Con una sonrisa, le cedí el paso a
Sandra. Sus tacones sonaron melancólicos al atravesar el zaguán y el pequeño
patio que lo precedía, un baldío cuya regia solería se hallaba cuarteada,
abierta en distintos lugares por la pujanza de los matojos. En las sombras,
entre un rebujo amorfo de somieres y muebles arrumbados, alcanzamos a distinguir
la silueta huidiza de un par de gatos, verdaderos monarcas de aquel territorio
sin dueño.
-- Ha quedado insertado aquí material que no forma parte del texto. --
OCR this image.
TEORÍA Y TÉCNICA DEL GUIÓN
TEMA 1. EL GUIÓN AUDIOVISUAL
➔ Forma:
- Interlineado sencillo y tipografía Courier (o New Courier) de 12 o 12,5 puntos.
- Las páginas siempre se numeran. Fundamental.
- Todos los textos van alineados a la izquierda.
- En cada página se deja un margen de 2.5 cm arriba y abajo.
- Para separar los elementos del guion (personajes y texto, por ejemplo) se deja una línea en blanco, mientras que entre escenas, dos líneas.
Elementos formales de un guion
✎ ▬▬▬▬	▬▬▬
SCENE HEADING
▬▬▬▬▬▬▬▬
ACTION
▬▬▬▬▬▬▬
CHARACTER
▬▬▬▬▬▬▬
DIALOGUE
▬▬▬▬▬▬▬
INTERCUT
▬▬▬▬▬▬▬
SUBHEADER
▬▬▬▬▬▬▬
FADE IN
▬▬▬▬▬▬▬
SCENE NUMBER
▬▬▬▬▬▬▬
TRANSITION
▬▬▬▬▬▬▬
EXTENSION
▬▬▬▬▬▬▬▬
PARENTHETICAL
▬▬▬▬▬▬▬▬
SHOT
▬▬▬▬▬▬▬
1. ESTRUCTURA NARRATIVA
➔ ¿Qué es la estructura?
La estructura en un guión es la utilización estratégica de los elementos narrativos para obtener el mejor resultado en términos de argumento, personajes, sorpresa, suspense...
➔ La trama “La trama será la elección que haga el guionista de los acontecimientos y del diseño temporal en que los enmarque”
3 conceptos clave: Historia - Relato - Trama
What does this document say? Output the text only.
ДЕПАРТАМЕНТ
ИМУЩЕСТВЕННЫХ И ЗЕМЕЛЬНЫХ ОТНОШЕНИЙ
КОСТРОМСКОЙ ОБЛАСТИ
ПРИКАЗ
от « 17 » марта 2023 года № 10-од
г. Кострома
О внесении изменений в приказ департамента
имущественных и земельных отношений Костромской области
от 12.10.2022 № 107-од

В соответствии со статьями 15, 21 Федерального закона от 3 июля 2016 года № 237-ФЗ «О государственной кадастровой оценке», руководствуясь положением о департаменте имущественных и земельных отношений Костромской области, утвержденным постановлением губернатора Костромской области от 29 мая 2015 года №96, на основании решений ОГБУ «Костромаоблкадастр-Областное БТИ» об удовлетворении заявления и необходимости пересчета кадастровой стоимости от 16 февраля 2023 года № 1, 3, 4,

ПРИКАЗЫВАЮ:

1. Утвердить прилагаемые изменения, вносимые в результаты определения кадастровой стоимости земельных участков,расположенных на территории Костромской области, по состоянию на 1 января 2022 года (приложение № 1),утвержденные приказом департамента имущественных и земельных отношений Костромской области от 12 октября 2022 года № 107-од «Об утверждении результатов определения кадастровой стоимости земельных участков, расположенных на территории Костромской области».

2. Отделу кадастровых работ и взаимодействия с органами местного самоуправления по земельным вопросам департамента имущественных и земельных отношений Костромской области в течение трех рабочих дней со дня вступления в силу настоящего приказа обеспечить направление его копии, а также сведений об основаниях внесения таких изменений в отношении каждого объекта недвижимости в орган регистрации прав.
Sandra me tomó de la mano cuando comenzamos a subir la destartalada
escalera de mármol que nos aguardaba al fondo. Nos envolvía un olor pesado y
desagradable, como de palomar, y un silencio absoluto, apenas mancillado
por la salmodia de una cañería que perdía agua en alguna parte. Tomé la aldaba
y ejecuté varios golpes sobre el portalón, con la misma sensación de inutilidad
de siempre. Pero aunque aquellos tañidos parecían disolverse en el aire antes
de poder llegar a oídos de nadie, el portón no tardó en abrirse, y la rocosa
silueta de la enfermera se insinuó apenas en la luz mortecina del pasillo. Más
que saludarnos, nos medimos en la penumbra con animales de monte. Mi relación
con ella era de absoluta indiferencia. Yo no recordaba su nombre, si es que
alguna vez lo había sabido, y nunca había sentido el más mínimo interés por
entablar amistad con aquella criatura enorme que ya desde el primer día se
movía por la casa con un sigilo estremecedor. Fue mi abuela quien la contrató
cuando llegaron los primeros achaques —contra la voluntad de mis padres, que
pretendían arrumbarla en algún asilo— y ahora parecía existir entre ambas un
vínculo extraño, una complicidad nacida al amparo de aquella penumbra
desoladora, en aquel reducto ajeno al discurrir del universo, que yo ni sabía
ni quería interpretar. Depositaría de la pequeña fortuna amasada por los
rocambolescos viajes de su marido, en los que ella le acompañó hasta que se lo
llevó un brote de cólera, mi abuela había armado a su gusto su reducido mundo.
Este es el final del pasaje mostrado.